Well, that LDL will be targeted to lysosomes
where it gets degraded into its constituent components,
including the amino acids and cholesterol.
And importantly, the free cholesterol that gets generated
in this process will feedback inhibit to the nucleus and say,
"Quit making cholesterol receptors.
Don't make any more LDL receptors.
And also, don't synthesize cholesterol."
That feedback is really important because if we don't have this process,
we don't have that feedback, and we have very high levels of cholesterol.
So, let's look at a disease as promised.
And in this disease, there are a variety of mutations
that basically either make a mutant form of the LDL receptor
that doesn't bind LDL or a mutant form that doesn't internalize
or a mutant form that doesn't target appropriately
as it goes along the way. In that case, we do not appropriately take up LDL.

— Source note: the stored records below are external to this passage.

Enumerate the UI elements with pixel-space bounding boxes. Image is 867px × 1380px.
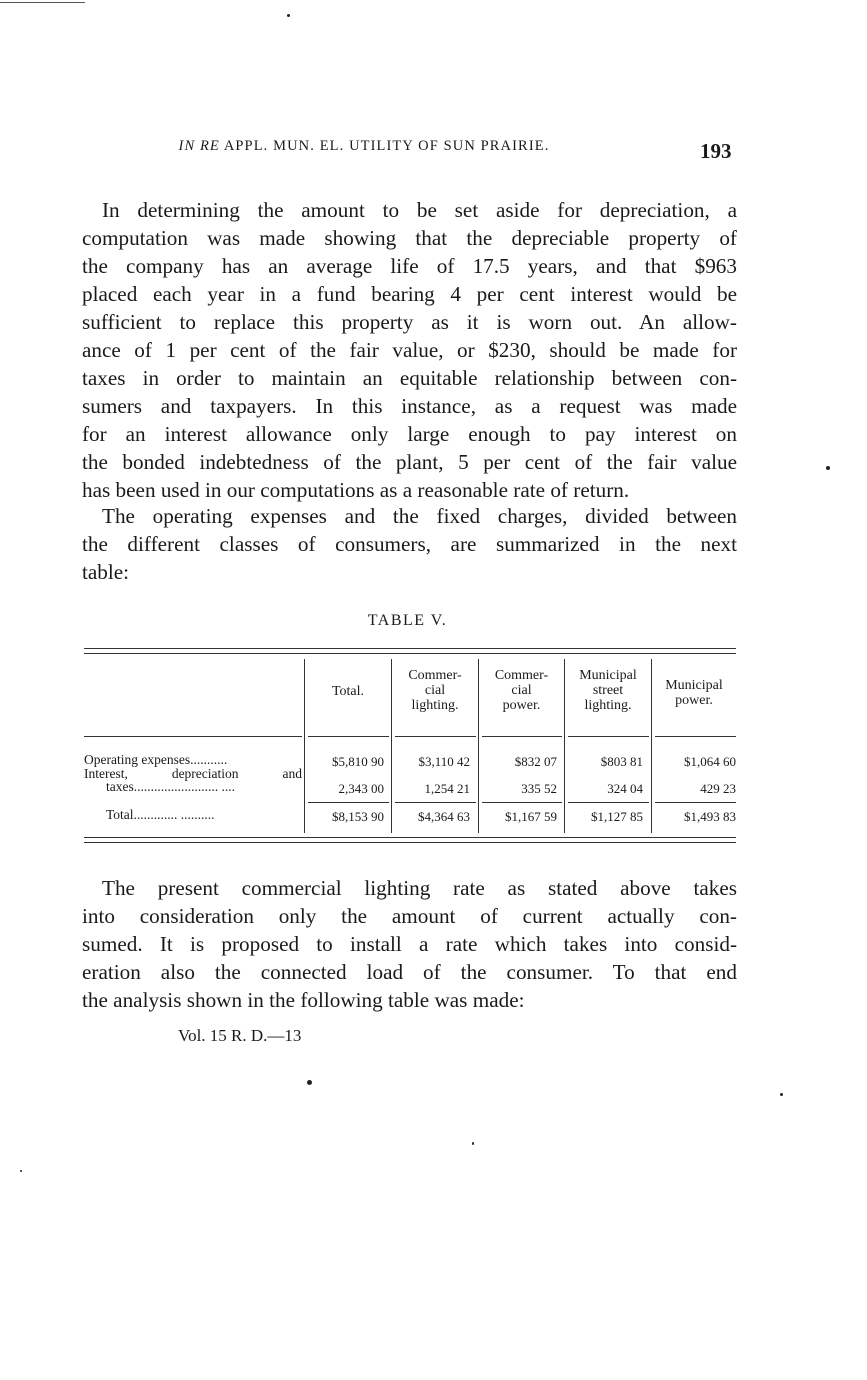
scan-speck bbox=[472, 1142, 474, 1145]
total-rule bbox=[308, 802, 389, 803]
text-line: for an interest allowance only large enough to pay interest on bbox=[82, 422, 737, 446]
row-label-taxes: taxes......................... .... bbox=[106, 779, 235, 794]
total-rule bbox=[568, 802, 649, 803]
cell-interest-municipal-street: 324 04 bbox=[607, 781, 643, 796]
cell-operating-commercial-power: $832 07 bbox=[514, 754, 557, 769]
text-line: The present commercial lighting rate as stated above takes bbox=[102, 876, 737, 900]
scan-speck bbox=[307, 1080, 312, 1085]
text-line: into consideration only the amount of current actually con- bbox=[82, 904, 737, 928]
table-v bbox=[84, 656, 736, 836]
cell-total-municipal-street: $1,127 85 bbox=[591, 809, 643, 824]
text-line: The operating expenses and the fixed charges, divided between bbox=[102, 504, 737, 528]
text-line: the different classes of consumers, are summarized in the next bbox=[82, 532, 737, 556]
text-line: sumers and taxpayers. In this instance, as a request was made bbox=[82, 394, 737, 418]
header-rule bbox=[84, 736, 302, 737]
column-header-total: Total. bbox=[331, 684, 365, 699]
paragraph-commercial-lighting-rate bbox=[82, 874, 737, 1014]
total-rule bbox=[482, 802, 562, 803]
text-line: the company has an average life of 17.5 years, and that $963 bbox=[82, 254, 737, 278]
page-number: 193 bbox=[700, 139, 732, 163]
text-line: has been used in our computations as a reasonable rate of return. bbox=[82, 478, 630, 502]
text-line: table: bbox=[82, 560, 130, 584]
scan-speck bbox=[20, 1170, 22, 1172]
cell-interest-commercial-lighting: 1,254 21 bbox=[424, 781, 470, 796]
running-head-text: APPL. MUN. EL. UTILITY OF SUN PRAIRIE. bbox=[223, 138, 550, 154]
text-line: eration also the connected load of the consumer. To that end bbox=[82, 960, 737, 984]
running-head-italic: IN RE bbox=[178, 138, 220, 154]
text-line: In determining the amount to be set aside for depreciation, a bbox=[102, 198, 737, 222]
cell-total-commercial-lighting: $4,364 63 bbox=[418, 809, 470, 824]
scan-speck bbox=[826, 466, 830, 470]
text-line: sumed. It is proposed to install a rate which takes into consid- bbox=[82, 932, 737, 956]
column-header-commercial-lighting: Commer- cial lighting. bbox=[408, 668, 462, 713]
text-line: placed each year in a fund bearing 4 per cent interest would be bbox=[82, 282, 737, 306]
text-line: sufficient to replace this property as it is worn out. An allow- bbox=[82, 310, 737, 334]
column-header-municipal-street-lighting: Municipal street lighting. bbox=[579, 668, 637, 713]
table-top-rule bbox=[84, 648, 736, 654]
total-rule bbox=[655, 802, 736, 803]
total-rule bbox=[395, 802, 476, 803]
header-rule bbox=[482, 736, 562, 737]
cell-operating-commercial-lighting: $3,110 42 bbox=[418, 754, 470, 769]
header-rule bbox=[308, 736, 389, 737]
cell-interest-municipal-power: 429 23 bbox=[700, 781, 736, 796]
row-label-interest-depreciation: Interest, depreciation and bbox=[84, 766, 302, 781]
volume-signature: Vol. 15 R. D.—13 bbox=[178, 1026, 302, 1045]
column-header-municipal-power: Municipal power. bbox=[665, 678, 723, 708]
text-line: computation was made showing that the depreciable property of bbox=[82, 226, 737, 250]
top-edge-rule bbox=[0, 2, 85, 3]
cell-interest-commercial-power: 335 52 bbox=[521, 781, 557, 796]
text-line: ance of 1 per cent of the fair value, or $230, should be made for bbox=[82, 338, 737, 362]
row-label-total: Total............. .......... bbox=[106, 807, 215, 822]
table-bottom-rule bbox=[84, 837, 736, 843]
table-title: TABLE V. bbox=[367, 612, 448, 629]
cell-total-total: $8,153 90 bbox=[332, 809, 384, 824]
cell-operating-total: $5,810 90 bbox=[332, 754, 384, 769]
cell-total-municipal-power: $1,493 83 bbox=[684, 809, 736, 824]
cell-operating-municipal-power: $1,064 60 bbox=[684, 754, 736, 769]
header-rule bbox=[568, 736, 649, 737]
cell-interest-total: 2,343 00 bbox=[338, 781, 384, 796]
header-rule bbox=[395, 736, 476, 737]
text-line: taxes in order to maintain an equitable relationship between con- bbox=[82, 366, 737, 390]
scan-speck bbox=[287, 14, 290, 17]
cell-operating-municipal-street: $803 81 bbox=[600, 754, 643, 769]
text-line: the analysis shown in the following table was made: bbox=[82, 988, 525, 1012]
column-header-commercial-power: Commer- cial power. bbox=[494, 668, 549, 713]
paragraph-depreciation bbox=[82, 196, 737, 504]
text-line: the bonded indebtedness of the plant, 5 per cent of the fair value bbox=[82, 450, 737, 474]
scan-speck bbox=[780, 1093, 783, 1096]
header-rule bbox=[655, 736, 736, 737]
row-label-operating-expenses: Operating expenses........... bbox=[84, 752, 228, 767]
cell-total-commercial-power: $1,167 59 bbox=[505, 809, 557, 824]
paragraph-operating-expenses bbox=[82, 502, 737, 586]
running-head bbox=[84, 138, 644, 155]
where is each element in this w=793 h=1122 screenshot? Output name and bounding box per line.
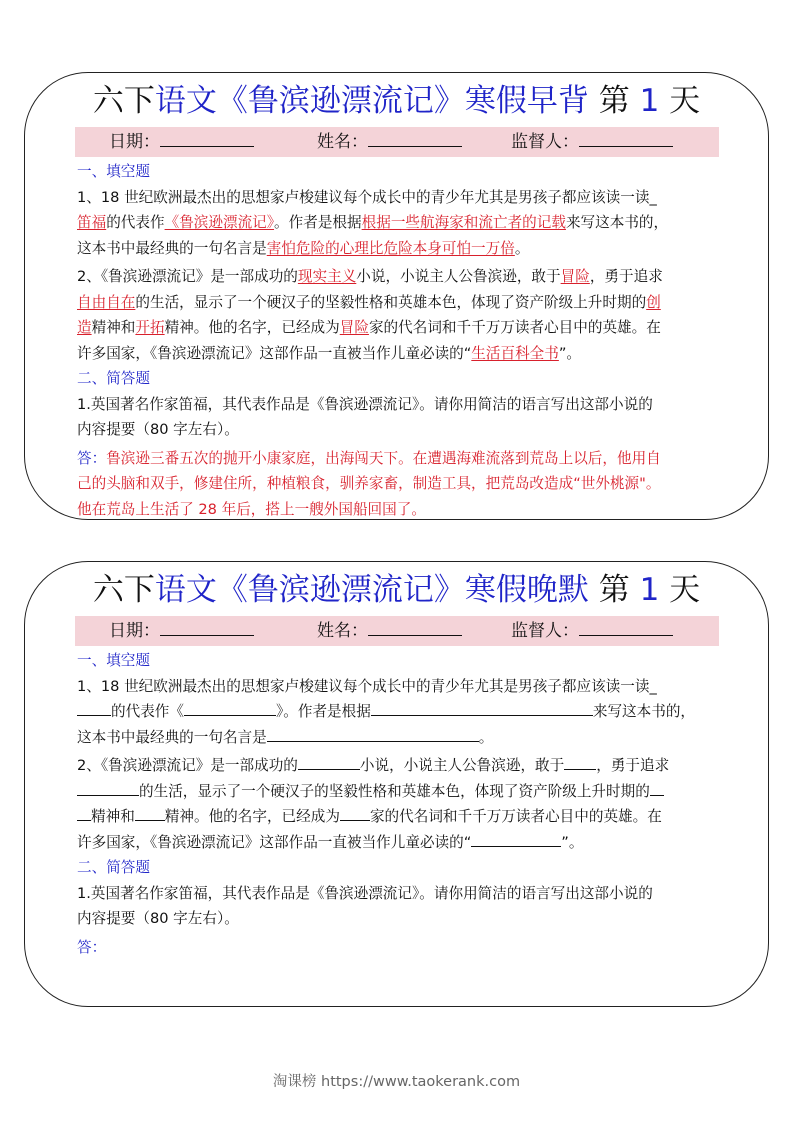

We leave it out in the extracellular space.
So, we're not getting rid of all the cholesterol thats circulating.
And not only that, but we're not giving that signal
to the nucleus to quit making the LDL receptor. Boo, not good.
And we are not giving the signal that says, "Don't make any more cholesterol."
So, we are now making more cholesterol. This happens in hepatocytes.
We're making lots and lots of cholesterol
and we're not clearing the LDL that's out there.
So, these patients will end up with markedly higher levels of circulating cholesterol,
which will cause disease.
So, abnormal LDL, low-density lipoprotein,
and intermediate-density lipoprotein transport,
and intracellular targeting is how we have this disease.
And that receptor also takes up IDL.
There are multiple different mutations, there are many different families
that are out there in the world.
Interestingly, one in 500 of us walking around are heterozygotes for this.
We have one mutant form of the LDL receptor that came from either mom or dad.
Being a heterozygote, we have two to three-fold elevated cholesterol.
Wow. I mean, higher than normal, and it's not because we're eating eggs and fatty foods.
It's because we don't have the signaling pathway
that turn off cholesterol synthesis or clear LDL.
And if you're a homozygote, you get a mutant form from both mom and dad.
You have five to six-fold elevated cholesterols. That's not good.
In fact, the consequences are is that with that elevated circulating cholesterol,
you will have accelerated atherosclerosis.
In a typical homozygote, we'll have a myocardial infarct,
that's MI, a heart attack in their 20s
due to such aggressive rapid production of atherosclerotic plaque.
So, that's one consequence.
Another one is that you will get accumulation of pure cholesterol.
These nodules on the hands and in other joints within the body are called xanthomas.
They are not particularly pathologic.
They don't necessarily cause pain, but they're not particularly attractive.
They are representation of just pure cholesterol deposition.
You can also get accumulation of cholesterol
in the lose connective tissue around the eyes called xanthelasmas.
So, these are various manifestations.
Clearly, the one that's gonna be most important
is having your first heart attack when you're in your 20s.